Sirius salió de la cocina como si un batallón de Kreachers fuese tras él.

Pero el motivo de su huida tenía nombre y apellido y definitivamente no era un elfo doméstico. Aunque no medía mucho más que uno.

Cassandra Lestrange.

Se había quedado mirándola fijamente por Merlín sabía cuánto tiempo. Por un momento se había olvidado hasta de lo que estaban hablando. La había mirado a los ojos y se había imaginado a sí mismo, tan claramente como si de verdad estuviese sucediendo, estirando una mano para atraerla hacia él.

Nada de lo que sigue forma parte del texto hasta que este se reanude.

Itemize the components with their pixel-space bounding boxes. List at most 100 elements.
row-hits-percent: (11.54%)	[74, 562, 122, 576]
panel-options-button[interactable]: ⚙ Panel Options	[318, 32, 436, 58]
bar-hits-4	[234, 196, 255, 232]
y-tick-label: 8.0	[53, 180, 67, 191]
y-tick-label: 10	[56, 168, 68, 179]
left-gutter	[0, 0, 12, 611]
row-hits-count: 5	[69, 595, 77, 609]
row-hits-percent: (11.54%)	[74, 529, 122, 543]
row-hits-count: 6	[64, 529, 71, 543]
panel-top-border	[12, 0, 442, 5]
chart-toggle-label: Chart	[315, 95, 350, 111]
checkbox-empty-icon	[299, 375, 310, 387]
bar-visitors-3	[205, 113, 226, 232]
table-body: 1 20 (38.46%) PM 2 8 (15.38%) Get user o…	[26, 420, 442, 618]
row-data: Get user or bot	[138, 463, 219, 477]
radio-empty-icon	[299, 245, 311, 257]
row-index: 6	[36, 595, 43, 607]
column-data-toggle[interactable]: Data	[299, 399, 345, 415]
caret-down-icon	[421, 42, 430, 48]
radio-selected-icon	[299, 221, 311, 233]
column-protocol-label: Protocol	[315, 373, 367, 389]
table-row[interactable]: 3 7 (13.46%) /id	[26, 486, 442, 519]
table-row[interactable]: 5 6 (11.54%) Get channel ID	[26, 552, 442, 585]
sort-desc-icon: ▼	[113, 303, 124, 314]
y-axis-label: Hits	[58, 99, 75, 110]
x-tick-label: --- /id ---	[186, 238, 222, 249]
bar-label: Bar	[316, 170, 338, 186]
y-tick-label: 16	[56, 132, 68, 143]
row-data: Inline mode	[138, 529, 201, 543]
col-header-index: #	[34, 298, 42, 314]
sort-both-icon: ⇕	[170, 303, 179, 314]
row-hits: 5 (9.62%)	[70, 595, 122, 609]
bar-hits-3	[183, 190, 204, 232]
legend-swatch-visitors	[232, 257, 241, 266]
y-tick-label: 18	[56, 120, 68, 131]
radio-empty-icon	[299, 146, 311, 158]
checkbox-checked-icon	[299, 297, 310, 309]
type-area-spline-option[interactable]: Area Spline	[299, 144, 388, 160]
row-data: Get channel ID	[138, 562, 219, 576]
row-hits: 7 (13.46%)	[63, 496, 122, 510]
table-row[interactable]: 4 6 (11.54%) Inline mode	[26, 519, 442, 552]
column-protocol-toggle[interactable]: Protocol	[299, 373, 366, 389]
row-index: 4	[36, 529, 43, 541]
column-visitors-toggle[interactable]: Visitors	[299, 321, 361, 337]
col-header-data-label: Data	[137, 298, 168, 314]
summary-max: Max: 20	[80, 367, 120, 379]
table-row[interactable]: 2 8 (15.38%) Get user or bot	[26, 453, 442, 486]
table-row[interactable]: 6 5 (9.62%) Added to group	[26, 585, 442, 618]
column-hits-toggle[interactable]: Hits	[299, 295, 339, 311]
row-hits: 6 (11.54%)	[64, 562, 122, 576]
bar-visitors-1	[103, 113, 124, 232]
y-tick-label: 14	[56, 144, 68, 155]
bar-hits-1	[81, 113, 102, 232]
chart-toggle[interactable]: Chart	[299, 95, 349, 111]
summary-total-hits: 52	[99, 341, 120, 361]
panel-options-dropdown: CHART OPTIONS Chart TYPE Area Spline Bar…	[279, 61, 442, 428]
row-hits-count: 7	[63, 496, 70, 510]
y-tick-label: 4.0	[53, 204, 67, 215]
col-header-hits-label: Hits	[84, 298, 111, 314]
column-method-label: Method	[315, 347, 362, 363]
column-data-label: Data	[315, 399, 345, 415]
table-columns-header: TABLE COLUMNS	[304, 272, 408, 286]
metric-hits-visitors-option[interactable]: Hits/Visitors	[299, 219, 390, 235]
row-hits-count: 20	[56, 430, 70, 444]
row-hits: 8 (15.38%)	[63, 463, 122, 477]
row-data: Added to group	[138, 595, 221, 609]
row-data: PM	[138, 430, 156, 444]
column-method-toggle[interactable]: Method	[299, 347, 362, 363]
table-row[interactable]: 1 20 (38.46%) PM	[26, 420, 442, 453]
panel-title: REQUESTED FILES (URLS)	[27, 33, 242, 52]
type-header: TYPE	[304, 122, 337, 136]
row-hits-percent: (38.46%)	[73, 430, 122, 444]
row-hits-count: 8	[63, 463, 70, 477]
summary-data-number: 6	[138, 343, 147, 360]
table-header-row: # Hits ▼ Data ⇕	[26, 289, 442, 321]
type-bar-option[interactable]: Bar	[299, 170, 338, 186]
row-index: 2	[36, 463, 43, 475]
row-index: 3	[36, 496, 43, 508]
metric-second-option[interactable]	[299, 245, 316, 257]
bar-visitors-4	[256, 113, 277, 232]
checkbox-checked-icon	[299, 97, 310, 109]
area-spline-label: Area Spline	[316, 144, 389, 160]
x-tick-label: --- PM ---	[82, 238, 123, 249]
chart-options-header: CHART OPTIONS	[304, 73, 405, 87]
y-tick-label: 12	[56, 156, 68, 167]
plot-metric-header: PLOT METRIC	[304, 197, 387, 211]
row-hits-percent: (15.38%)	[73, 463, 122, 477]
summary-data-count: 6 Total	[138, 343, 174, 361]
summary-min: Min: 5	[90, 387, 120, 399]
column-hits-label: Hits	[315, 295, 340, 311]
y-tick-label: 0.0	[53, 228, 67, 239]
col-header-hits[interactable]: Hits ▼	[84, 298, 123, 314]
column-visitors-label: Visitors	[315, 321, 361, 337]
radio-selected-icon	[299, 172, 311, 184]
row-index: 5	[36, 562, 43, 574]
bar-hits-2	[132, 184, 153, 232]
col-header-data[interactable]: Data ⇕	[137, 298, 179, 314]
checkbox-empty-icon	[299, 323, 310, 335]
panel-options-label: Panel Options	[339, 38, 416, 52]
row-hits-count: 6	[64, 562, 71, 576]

Y, de verdad, se había visto besándola.

Oh, Merlín.

Sirius detuvo su loca carrera de escape y se quedó de pie junto a la escalera, con la vista fija en el primer escalón y los pensamientos volando de vuelta a la habitación que había abandonado hace unos segundos.

Ahora sí podía estar seguro, Cassandra era la misma niña que le había hecho aquella inesperada visita en Azkaban, cerca de 15 años atrás. Lo que no dejaba de ser increíble.

Y, lo que era más increíble aún, Cassandra lo recordaba, pensó Sirius sentándose en el primer escalón.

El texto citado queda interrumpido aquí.